A poco o nulla sono valse le raccomandazioni di Meloni, le precisazioni di Nordio, i toni distensivi fatti filtrare, sia pure col contagocce, da alcuni parlamentari della maggioranza. Per la destra la giustizia resta il principale campo di battaglia e così, proprio mentre il presidente Mattarella firmava il ddl approvato in consiglio dei ministri lo scorso 15 giugno, in Commissione per le politiche Ue della Camera il centrodestra (con l’aiuto dei terzopolisti) ha respinto la direttiva del parlamento europeo sulla lotta alla corruzione.
Secondo il relatore Antonio Giordano (FdI) il provvedimento sarebbe stato «palesemente in contrasto con il principio di sussidiarietà e con quello di proporzionalità», aggiungendo poi che l’Ue non ha alcuna competenza in materia di armonizzazione delle legislazioni nazionali.
Un colpo rumoroso, anche perché, giusto la settimana scorsa, quando la premier era salita al Colle, tra i consigli arrivati da Mattarella, il più importante riguardava proprio l’apertura agli emendamenti sull’abuso d’ufficio: un dettaglio non da poco soprattutto perché la partita del Pnrr è ancora apertissima e l’Europa guarda con molta attenzione alle leggi sulla corruzione.
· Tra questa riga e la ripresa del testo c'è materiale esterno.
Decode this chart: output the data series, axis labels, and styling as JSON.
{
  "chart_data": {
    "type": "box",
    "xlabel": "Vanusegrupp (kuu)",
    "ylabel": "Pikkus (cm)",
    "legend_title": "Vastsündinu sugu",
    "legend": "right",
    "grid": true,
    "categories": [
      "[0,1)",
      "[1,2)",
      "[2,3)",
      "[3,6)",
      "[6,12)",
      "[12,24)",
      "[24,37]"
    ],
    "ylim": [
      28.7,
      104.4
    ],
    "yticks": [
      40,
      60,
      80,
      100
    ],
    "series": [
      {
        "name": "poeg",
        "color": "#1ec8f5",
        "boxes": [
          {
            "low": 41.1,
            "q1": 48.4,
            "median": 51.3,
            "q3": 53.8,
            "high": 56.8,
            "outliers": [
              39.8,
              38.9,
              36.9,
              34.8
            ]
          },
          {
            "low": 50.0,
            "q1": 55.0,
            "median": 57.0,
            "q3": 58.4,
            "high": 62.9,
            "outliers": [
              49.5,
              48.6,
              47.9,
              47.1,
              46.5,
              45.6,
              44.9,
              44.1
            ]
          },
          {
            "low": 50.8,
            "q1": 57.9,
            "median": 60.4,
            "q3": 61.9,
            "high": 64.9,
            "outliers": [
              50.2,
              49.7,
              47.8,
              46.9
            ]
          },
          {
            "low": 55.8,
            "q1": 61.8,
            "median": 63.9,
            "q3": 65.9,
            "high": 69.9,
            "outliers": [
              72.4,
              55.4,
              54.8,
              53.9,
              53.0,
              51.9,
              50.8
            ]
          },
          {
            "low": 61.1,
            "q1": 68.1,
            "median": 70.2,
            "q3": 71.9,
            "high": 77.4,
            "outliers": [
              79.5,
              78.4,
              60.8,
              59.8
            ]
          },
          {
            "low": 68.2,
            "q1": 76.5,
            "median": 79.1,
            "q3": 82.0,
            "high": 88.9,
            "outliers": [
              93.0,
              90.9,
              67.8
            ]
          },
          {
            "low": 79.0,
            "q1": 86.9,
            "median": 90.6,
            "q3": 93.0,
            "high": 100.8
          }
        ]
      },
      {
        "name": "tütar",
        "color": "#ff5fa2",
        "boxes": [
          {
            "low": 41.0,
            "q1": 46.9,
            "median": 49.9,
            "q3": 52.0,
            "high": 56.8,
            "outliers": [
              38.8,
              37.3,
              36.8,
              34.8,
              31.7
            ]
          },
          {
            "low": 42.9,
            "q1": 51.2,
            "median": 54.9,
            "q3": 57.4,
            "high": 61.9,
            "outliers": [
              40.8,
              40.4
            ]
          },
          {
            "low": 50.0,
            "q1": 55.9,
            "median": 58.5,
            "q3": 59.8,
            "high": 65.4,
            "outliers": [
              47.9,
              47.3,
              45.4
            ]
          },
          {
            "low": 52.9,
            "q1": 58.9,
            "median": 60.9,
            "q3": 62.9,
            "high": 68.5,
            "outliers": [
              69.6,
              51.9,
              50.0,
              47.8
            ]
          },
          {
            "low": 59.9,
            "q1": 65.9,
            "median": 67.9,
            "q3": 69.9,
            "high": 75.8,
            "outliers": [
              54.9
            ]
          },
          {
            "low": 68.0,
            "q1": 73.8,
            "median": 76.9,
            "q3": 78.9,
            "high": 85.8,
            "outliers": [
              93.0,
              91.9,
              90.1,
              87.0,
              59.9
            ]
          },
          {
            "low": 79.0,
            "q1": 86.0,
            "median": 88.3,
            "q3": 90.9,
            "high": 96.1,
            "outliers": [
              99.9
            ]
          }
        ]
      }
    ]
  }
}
Eppure dalla maggioranza è arrivato un vero e proprio schiaffo, un no deciso che di certo avrà compiaciuto il ministro Nordio ma che, assai probabilmente, non aiuta una Giorgia Meloni che non vorrebbe combattere alcuna guerra sulla giustizia e che, infatti, aveva caldamente invitato tutti ad abbassare i toni.
Durissime le reazioni delle opposizioni. «Nel giorno della commemorazione di Paolo Borsellino, vittima della strage di via D’Amelio insieme agli agenti della scorta, la destra vota un parere motivato in cui contesta la necessità, l’opportunità, il valore aggiunto e le scelte di merito elaborate dalla commissione, lanciando un segnale devastante di lassismo e indebolimento degli strumenti di contrasto alla criminalità in Italia e in Europa», dice il capogruppo del Pd in commissione Politiche Ue, Piero De Luca. Il M5S va anche oltre: «La direttiva europea ribadisce che l’abuso d’ufficio è un reato fondamentale nella lotta alla corruzione e non può essere abolito come vorrebbe fare Nordio».
Dal cosiddetto terzo polo, invece, non solo arrivano sostegno e aperture (per il deputato Enrico Costa la direttiva europea è «follia pura» perché prevede «sanzioni penali non solo per l’abuso d’ufficio nel settore pubblico, ma anche nel privato») ma anche dichiarazioni da ultras a sostegno di Nordio, «gentiluomo garantista» (sempre parole di Costa) la cui riforma sarà sostenuta senza se e senza ma. Entusiasmo e tanti sinceri in bocca al lupo arrivano anche dall’ormai extraparlamentare Andrea Marcucci, fresco di fuoriuscita dal Pd e presidente dei Libdem europei: «Liberali e riformisti fanno il tifo per Nordio».
La questione dell’abuso d’ufficio, comunque, è solo l’antipasto dell’annunciata riforma della giustizia del governo Meloni: il piatto forte resta evidentemente un altro, ovvero la separazione delle carriere di giudici e pm, argomento esplosivo che porterebbe alla guerra senza quartiere tra politica e magistratura. La settimana scorsa Nordio aveva annunciato un apposito vertice di maggioranza prima delle vacanze estive, ma l’accelerazione sulla prima tranche della riforma lascia supporre che del tema grosso se ne tornerà a parlare sul serio solo in autunno.
L’affare, comunque, resta delicato: la separazione è nel programma di governo della destra e riguarda una questione di politica interna, dunque non ci saranno appigli europei a cui aggrapparsi per le opposizioni. Come se servissero a qualcosa: con il voto di ieri la maggioranza ha chiarito di essere impermeabile alle pressioni di questo genere.